The Clothes Don't Make the Man

January 18, 2011
By Ruby Barraza SILVER, Phoenix, Arizona
Ruby Barraza SILVER, Phoenix, Arizona
8 articles 0 photos 0 comments

That’s what one sticky note read on the “Wall of Worries” in the Childhelp Center in Phoenix. This “wall” was a three foot by six foot piece of paper hung solemnly in the therapy room of this building. And it was plastered witch sticky notes. The purpose of the “wall” was for mistreated and abused children to write down their worries as a form of venting. Reading the sticky notes left me in disbelief. Simple things, such as clothes, love, and peace in their households, were written all across the wall.

My friend, Erika, had talked to me about this place. Essentially, this center provides abused children with the resources they need after being rescued from turbulent situations at home. From clothes to psychologists, this organization gives mistreated kids a brighter future. It helps put children on the path to adoption or a safer environment. Erika was an active volunteer and encouraged me to visit sometime. With my Sunday plans nonexistent, I took up her offer. I walked in casually not expecting what to find. The lobby was tremendously inviting with fresh bright-colored walls and children’s artwork dotting them. In the middle was a small fountain with dozens of coins scattered on the blue bottom. The receptionist was kind and ushered me into the backroom where Erika was sorting clothes. She greeted me and put me to work picking, folding, and sorting clothes by gender and size.

Backpacks were what we assorted that day. Erika explained to me that most kids come through the center with nothing but the clothes on their backs. Apprehensive and fearful, kids need comfort and reassurance that everything will work out in their lives. That’s where the backpacks come in. A backpack includes two sets of clothes and a stuffed animal to alleviate the pain they are going through. It provides them with a sense of ownership of something, however small it might be. Everything around them is being controlled, decided, and worked out. By giving them a few possessions, the children can have a bit of control over their hectic lives.

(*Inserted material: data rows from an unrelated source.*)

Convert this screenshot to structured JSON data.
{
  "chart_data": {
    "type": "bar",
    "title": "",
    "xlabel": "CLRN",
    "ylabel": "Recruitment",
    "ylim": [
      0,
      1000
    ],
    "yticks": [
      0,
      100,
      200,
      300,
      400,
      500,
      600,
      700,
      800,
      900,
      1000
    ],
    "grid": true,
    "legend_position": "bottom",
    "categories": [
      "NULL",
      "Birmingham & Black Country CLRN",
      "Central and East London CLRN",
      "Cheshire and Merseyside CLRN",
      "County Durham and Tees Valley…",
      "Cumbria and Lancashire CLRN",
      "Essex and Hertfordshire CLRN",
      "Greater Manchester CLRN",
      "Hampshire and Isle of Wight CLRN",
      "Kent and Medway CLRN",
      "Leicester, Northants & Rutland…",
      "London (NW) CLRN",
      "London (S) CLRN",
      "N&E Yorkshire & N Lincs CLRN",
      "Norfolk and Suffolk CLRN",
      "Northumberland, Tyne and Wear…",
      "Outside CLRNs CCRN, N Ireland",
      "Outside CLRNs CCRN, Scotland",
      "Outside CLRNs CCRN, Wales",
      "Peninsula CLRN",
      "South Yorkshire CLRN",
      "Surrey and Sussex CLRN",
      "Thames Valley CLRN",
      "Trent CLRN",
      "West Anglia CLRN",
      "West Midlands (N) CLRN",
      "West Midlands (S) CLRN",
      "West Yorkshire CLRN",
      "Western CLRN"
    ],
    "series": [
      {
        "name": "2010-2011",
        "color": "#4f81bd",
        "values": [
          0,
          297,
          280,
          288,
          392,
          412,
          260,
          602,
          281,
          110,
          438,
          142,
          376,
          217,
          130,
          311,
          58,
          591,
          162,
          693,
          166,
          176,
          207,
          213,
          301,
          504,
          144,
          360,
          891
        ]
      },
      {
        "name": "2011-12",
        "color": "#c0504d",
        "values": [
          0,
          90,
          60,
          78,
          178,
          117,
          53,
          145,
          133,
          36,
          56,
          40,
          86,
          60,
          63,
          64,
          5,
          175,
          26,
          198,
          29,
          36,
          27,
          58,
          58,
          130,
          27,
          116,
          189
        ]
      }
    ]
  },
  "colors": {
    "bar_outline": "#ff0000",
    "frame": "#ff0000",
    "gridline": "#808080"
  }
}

Crates upon crates of clothes were carried in and stacked into dangerous teetering heights. With intimidation, I began my task. Pink skirts, white blouses, and bedazzled pants were mounded in a heap. Print shirts, blue jeans, and comfy sweatshirts in another. I managed to bag 30 backpacks that day, Saying I was proud would be an understatement. I had actually helped my community. Usually, performing community service seems forced and mediocre. This day I felt anything but. Giving back to those who truly need it warmed my soul like the hot Arizona sun. However trivial packing a few outfits for abused kids might seem, I learned that clothes don’t make the man. Donating your time to give back to those who might not have it as good does.